The appellant, DCIT, challenged the partial relief granted by the CIT(A) on the disallowance of bogus purchases, while the respondent, NKG Infrastructure Ltd., challenged the addition made on account of commission expenditure.
The appellant contended that the disallowance of bogus purchases was justified based on the statement of Shri Anil Kumar Singhal, who admitted to providing accommodation entries. The respondent argued that the purchases were genuine and duly accounted for in the books of the assessee company.

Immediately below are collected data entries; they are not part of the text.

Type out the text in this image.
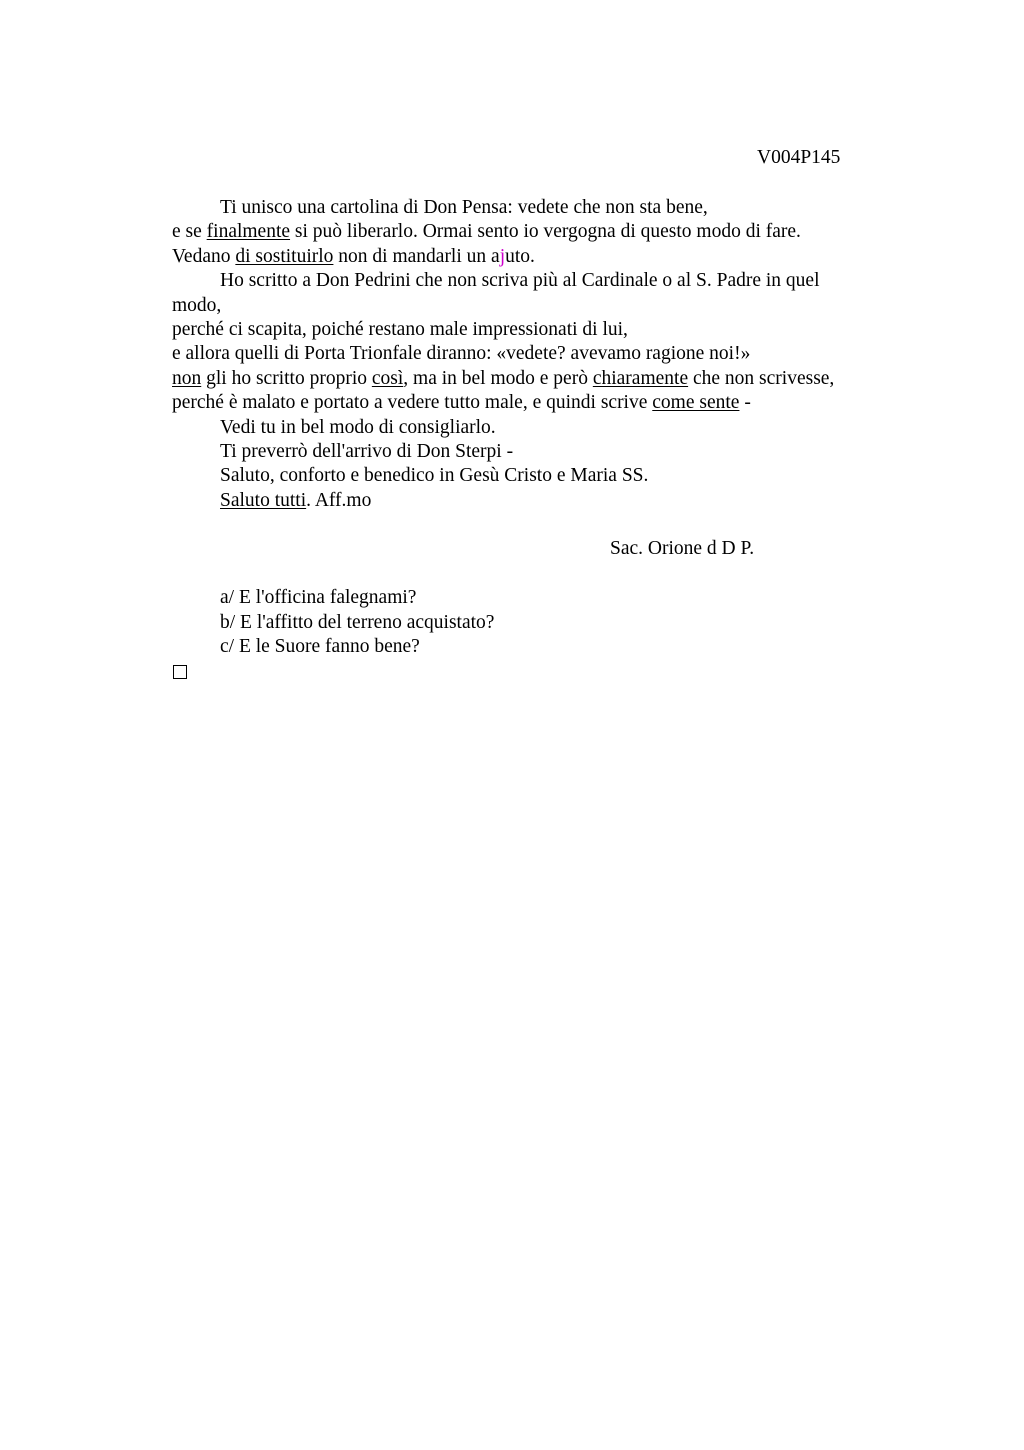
V004P145
Ti unisco una cartolina di Don Pensa: vedete che non sta bene,
e se finalmente si può liberarlo. Ormai sento io vergogna di questo modo di fare.
Vedano di sostituirlo non di mandarli un ajuto.
Ho scritto a Don Pedrini che non scriva più al Cardinale o al S. Padre in quel
modo,
perché ci scapita, poiché restano male impressionati di lui,
e allora quelli di Porta Trionfale diranno: «vedete? avevamo ragione noi!»
non gli ho scritto proprio così, ma in bel modo e però chiaramente che non scrivesse,
perché è malato e portato a vedere tutto male, e quindi scrive come sente -
Vedi tu in bel modo di consigliarlo.
Ti preverrò dell'arrivo di Don Sterpi -
Saluto, conforto e benedico in Gesù Cristo e Maria SS.
Saluto tutti. Aff.mo
Sac. Orione d D P.
a/ E l'officina falegnami?
b/ E l'affitto del terreno acquistato?
c/ E le Suore fanno bene?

The Tribunal found that the purchases from Giriraj Global Limited were bogus and that the profit embedded in the transactions had already been disclosed by the assessee. The Tribunal upheld the addition of commission expenditure at 3% of the value of disputed purchases and the profit element at 12.5% of the value of disputed purchases.
The Tribunal’s decision in the case of DCIT, Central Circle-27, New Delhi vs. NKG Infrastructure Ltd., New Delhi, reaffirms the principle that proper documentation and verification of transactions are essential to avoid disallowances under the Income Tax Act. The disallowance was upheld, emphasizing the importance of ensuring the genuineness of transactions to avoid penalties and additional tax liabilities.